Bonne nouvelle pour l'événementiel. Le syndrome du poseur de moquette a fait son temps. L’émergence du brand content, l’avènement du digital et la recherche d’expériences à vivre et à partager par les différents publics visés y sont probablement pour beaucoup. « Chez l’annonceur, nous sommes enfin assis autour de la table avec un événement au centre des plateformes de marque» se réjouit Thomas Deloubrière, directeur associé de l’agence Double 2.

Une reconnaissance qui, après quelques années en dents de scie, coïncide avec le retour de budgets événementiels stables. Pour une minorité néanmoins, la prudence reste de mise: «Attention à un mouvement d’accélération artificiel, davantage dicté par le facteur des présidentielles que par la réalité économique», avertit Franck Louvrier, président de Publicis Events.

D’autres, comme le président de l’agence Auditoire Cyril Giorgini, s’inquiètent d’une France désertée par les grands annonceurs au profit de nouvelles régions du globe: «Quand une marque de voitures investit huit millions d’euros pour son lancement en Chine contre seulement 200 000 en France, le différentiel de population ne justifie pas un rapport de 40. La France est en perte d’attractivité mondiale.»

D’autant que le marché s’équilibre aujourd’hui entre petits et grands acteurs, indépendants et agences intégrées. Pour les acteurs traditionnels, une nouvelle concurrence s’annonce en effet du côté de petites structures type Super Héraut, dcontract ou La Fédération. Souvent exclues des référencements ou des appels d’offres pour des raisons de taille et de chiffre d’affaires, elles parviennent pourtant à se développer auprès d’annonceurs moins normés ou en quête de partenaires moins coûteux. Plus agiles, elles montent leurs dossiers en capitalisant sur un écosystème de partenaires. « Chez nous les free-lance ne sont pas une variable d’ajustement, mais une vraie richesse», commente Alexia de Santis, directrice associée pour La Fédération. Elle admet aussi que le critère de la taille la rend plus sensible aux variabilités du marché « Attentats, grèves, inondations… quand deux productions s’annulent sur  un portefeuille de vingt, cela devient plus compliqué à absorber». Mais au bout du compte, le développement économique n’est pas un problème. «Souvent issus des majors, nous avons le savoir-faire pour sortir des productions qui n’ont rien à envier aux grandes agences.

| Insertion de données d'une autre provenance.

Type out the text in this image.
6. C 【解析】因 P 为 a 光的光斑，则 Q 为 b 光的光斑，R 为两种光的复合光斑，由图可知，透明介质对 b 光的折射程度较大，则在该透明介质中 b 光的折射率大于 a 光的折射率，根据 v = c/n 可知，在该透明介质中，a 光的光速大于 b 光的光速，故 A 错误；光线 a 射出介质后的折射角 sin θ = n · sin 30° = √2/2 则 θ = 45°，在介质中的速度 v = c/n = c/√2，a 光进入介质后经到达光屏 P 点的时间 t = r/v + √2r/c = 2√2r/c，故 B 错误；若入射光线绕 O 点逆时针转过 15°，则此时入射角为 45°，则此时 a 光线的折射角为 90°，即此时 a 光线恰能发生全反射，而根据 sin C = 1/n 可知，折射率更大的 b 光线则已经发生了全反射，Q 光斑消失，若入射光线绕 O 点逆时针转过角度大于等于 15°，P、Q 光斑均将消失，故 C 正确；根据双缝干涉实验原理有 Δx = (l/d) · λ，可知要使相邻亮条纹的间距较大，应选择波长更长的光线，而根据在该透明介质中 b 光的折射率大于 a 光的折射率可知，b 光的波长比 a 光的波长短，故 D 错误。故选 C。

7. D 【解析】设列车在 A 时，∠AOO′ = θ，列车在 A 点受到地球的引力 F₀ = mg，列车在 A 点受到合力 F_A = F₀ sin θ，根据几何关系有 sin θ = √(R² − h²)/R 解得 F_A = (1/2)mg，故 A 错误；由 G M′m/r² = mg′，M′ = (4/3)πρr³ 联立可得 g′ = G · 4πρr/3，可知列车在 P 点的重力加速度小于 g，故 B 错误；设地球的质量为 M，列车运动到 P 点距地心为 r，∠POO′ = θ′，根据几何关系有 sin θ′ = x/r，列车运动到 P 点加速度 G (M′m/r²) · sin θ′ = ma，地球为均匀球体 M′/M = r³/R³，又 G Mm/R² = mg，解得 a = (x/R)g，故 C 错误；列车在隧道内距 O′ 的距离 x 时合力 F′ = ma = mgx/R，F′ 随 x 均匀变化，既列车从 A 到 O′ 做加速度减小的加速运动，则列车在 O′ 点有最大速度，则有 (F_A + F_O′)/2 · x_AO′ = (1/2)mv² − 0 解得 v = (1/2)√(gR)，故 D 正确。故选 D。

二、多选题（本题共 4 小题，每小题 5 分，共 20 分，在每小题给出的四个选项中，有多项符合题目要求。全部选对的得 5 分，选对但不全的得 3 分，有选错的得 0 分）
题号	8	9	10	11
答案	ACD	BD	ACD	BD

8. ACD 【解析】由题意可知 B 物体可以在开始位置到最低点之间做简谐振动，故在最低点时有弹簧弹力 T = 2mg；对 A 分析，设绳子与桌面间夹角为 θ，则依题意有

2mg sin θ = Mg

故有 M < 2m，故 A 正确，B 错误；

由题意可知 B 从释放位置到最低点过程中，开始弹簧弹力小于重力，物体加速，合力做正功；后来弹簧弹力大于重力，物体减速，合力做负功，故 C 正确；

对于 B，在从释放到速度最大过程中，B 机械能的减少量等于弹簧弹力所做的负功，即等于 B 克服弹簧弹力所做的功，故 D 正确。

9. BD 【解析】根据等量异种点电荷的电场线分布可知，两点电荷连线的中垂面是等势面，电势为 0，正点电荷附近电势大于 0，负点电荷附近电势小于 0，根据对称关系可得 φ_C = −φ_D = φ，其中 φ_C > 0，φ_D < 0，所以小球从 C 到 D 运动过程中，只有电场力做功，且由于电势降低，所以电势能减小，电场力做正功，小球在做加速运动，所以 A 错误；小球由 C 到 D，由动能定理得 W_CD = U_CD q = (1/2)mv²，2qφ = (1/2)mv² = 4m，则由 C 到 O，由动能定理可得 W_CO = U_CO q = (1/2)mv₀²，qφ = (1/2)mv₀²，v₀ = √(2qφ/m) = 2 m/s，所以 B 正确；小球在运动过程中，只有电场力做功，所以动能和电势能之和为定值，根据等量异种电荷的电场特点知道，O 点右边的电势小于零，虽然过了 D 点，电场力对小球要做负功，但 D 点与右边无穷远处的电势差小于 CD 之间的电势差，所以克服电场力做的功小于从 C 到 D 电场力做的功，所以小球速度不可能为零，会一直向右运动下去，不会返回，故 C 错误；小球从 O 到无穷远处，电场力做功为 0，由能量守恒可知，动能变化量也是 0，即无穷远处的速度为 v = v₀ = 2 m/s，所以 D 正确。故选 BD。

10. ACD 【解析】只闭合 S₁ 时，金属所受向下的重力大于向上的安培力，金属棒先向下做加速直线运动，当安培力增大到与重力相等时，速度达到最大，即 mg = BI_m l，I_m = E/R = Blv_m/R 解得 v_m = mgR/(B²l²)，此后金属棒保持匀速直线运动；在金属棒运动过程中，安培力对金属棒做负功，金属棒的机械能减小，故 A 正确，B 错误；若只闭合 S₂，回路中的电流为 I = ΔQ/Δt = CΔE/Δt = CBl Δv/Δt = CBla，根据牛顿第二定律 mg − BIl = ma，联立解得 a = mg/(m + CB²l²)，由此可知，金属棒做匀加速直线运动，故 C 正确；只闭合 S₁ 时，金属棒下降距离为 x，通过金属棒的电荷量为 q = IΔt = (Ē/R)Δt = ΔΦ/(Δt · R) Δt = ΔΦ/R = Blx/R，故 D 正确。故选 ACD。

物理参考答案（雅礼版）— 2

J’arrive à bien me développer uniquement par bouche à oreille et appel entrant. » commente Axel Debeury, fondateur de Super-Heraut, qui en cinq ans, pilote une équipe de sept personnes et des croissances à deux chiffres.

 

 

Qu’elles soient petites ou grandes, les entreprises sont portées depuis quelques années par une digitalisation qui fait souffler un vent nouveau sur les formats et les audiences. « En démultipliant la puissance et la durée, elle nous permet de faire exister de belles histoires qui auparavant touchaient trop peu de gens.» explique Brice Mourer, fondateur de Magic Garden, agence qui fut parmi les premières à amorcer son virage digital dès 2004. En comptant parmi ses clients des marques comme showroomprivé.com ou You Tube, Magic Garden montre également que ce mouvement de fond apporte avec lui ses clients, ceux de la nouvelle économie, très demandeurs de  rencontres tangibles ou de création d’expérience pour incarner leur marque. Un vivier qui profite à d’autres agences, comme Ubi Bene, qui a proposé pour AirBnB cette année une chambre totalement immergée dans le bassin des requins de l’aquarium de Paris, expérience qui a déclenché plus d’un millier de retombées presse internationales.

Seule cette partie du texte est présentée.